Nightingale, foie gras - the luxurious and cruel culinary delights of the rich
Grilled nightingale and foie gras are the most luxurious and sophisticated dishes in France, but to get these dishes, the animals have to go through a period of horror and are treated extremely cruelly. Fortunately, these dishes are now banned.
Grilled nightingale
![]() |
Nightingale meat is prepared by top chefs and appears on the menus of the most upscale restaurants. Photo: Tumblr |
Grilled nightingale is a high-class dish, reserved for the rich and sophisticated, and is prepared with great care. Although it is considered a dish that represents class and sophistication in the world, behind it lies a horrifying cruelty.
Nightingales are famous for their beautiful singing. They are only as small as the palm of your hand and often live in warm climates of Europe, especially France, Italy, and Spain. During the migration season, when the birds fly back to Africa, hunters set many traps in the fields to catch the birds.
The captured birds are kept in crowded cages to prevent them from jumping and moving, and are stuffed with nutritious foods until they are fat, 2 to 4 times their normal weight.
![]() |
Grilled nightingale is an extremely luxurious dish for the rich (Photo: Mask). |
The birds are then submerged in Armagnac to slowly kill them, allowing the meat to absorb the flavour of the wine and the skin to turn an olive-yellow colour. The cook only needs to add a little seasoning and grill for 6-8 minutes to complete the dish.
Eating the nightingale is also a ritual. Each person must cover their head with a white cloth, then put the whole bird in their mouth with the head facing out. Partial covering is done to avoid embarrassment to those around them. Many believe that this helps them hide from the eyes of God.
This delicacy is no longer available. Hunting and eating nightingales has been banned across the EU since 2007. The French government has announced that the maximum fine for this act is 6,000 euros (about 150 million VND).
![]() |
It is believed that the white scarves covering their heads help them avoid God's eyes when eating small and innocent creatures (Photo: MAXPPP). |
Foie gras
Foie gras is one of the most sophisticated and classy dishes of French cuisine, often served in high-class restaurants, appearing on the list of the most expensive dishes in the world.
![]() |
Geese in cramped cages are force-fed through tubes (Photo: woodstocksanctuary) |
To get their fatty livers, the geese are brutally force-fed. Three times a day, the breeders open their mouths and insert feeding tubes into the male geese’s throats to force-feed them more than 2 kg of grain each time. This force-feeding causes the goose livers to become fatty, 10 times larger than a normal goose’s liver. The fat livers make it difficult for them to breathe and move. The poor geese are locked in small, crowded cages with barely enough room to move.
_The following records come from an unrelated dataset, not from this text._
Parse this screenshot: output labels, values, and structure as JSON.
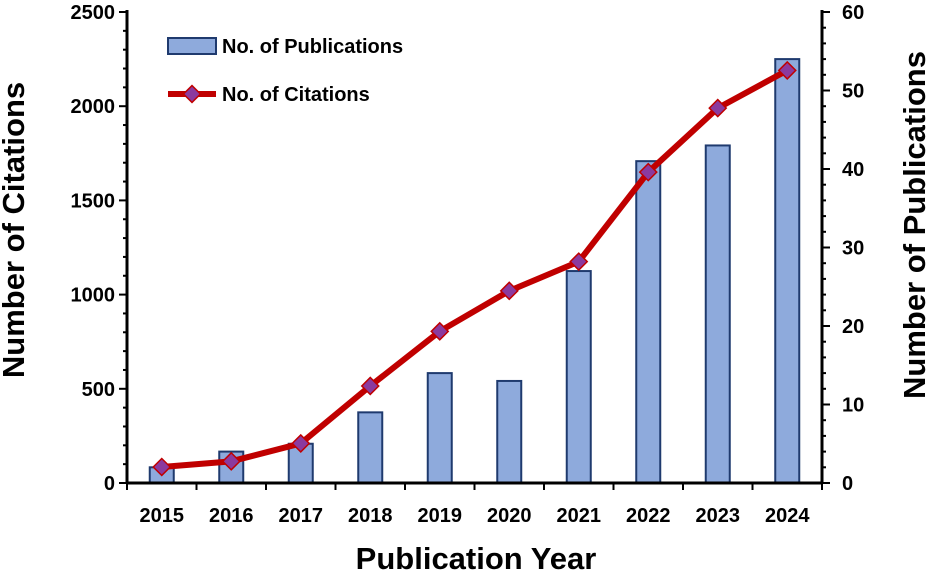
{
  "chart_data": {
    "type": "bar+line",
    "categories": [
      "2015",
      "2016",
      "2017",
      "2018",
      "2019",
      "2020",
      "2021",
      "2022",
      "2023",
      "2024"
    ],
    "series": [
      {
        "name": "No. of Publications",
        "type": "bar",
        "axis": "right",
        "values": [
          2,
          4,
          5,
          9,
          14,
          13,
          27,
          41,
          43,
          54
        ],
        "color": "#8eaadc",
        "edge_color": "#1f3a6e"
      },
      {
        "name": "No. of Citations",
        "type": "line",
        "axis": "left",
        "values": [
          85,
          115,
          210,
          515,
          805,
          1020,
          1175,
          1650,
          1990,
          2190
        ],
        "color": "#c00000",
        "marker_color": "#8b3a9e"
      }
    ],
    "xlabel": "Publication Year",
    "ylabel_left": "Number of Citations",
    "ylabel_right": "Number of Publications",
    "ylim_left": [
      0,
      2500
    ],
    "ylim_right": [
      0,
      60
    ],
    "yticks_left": [
      "0",
      "500",
      "1000",
      "1500",
      "2000",
      "2500"
    ],
    "yticks_right": [
      "0",
      "10",
      "20",
      "30",
      "40",
      "50",
      "60"
    ],
    "grid": false,
    "legend_position": "top-left"
  }
}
According to a Newsweek reporter, the geese at one foie gras farm looked “listless” and “often lame from foot infections caused by standing on metal grates during tube feeding.” They also suffered from esophageal injuries from the excessive amount of food being forced down their throats, broken sternums, fungal infections, diarrhea, impaired liver function, and extreme stress. Some died from pneumonia or choking on grains.
According to VNE, foie gras is excellent because of its rich, smooth, and melt-in-your-mouth buttery texture, unlike the dense, dry texture of regular liver. However, today, many places have banned it and diners cannot enjoy this dish.
![]() |
Fatty goose livers are used to prepare high-class dishes (Photo: Newsweek). |
In 2012, the state of California (USA) officially enacted a law banning the sale and consumption of foie gras. Cruel fattening is also considered illegal in countries such as Austria, Czech Republic, Denmark, Finland, Germany, Australia, India, Israel, Italy, Luxembourg, Norway, Finland, South Africa, and Sweden.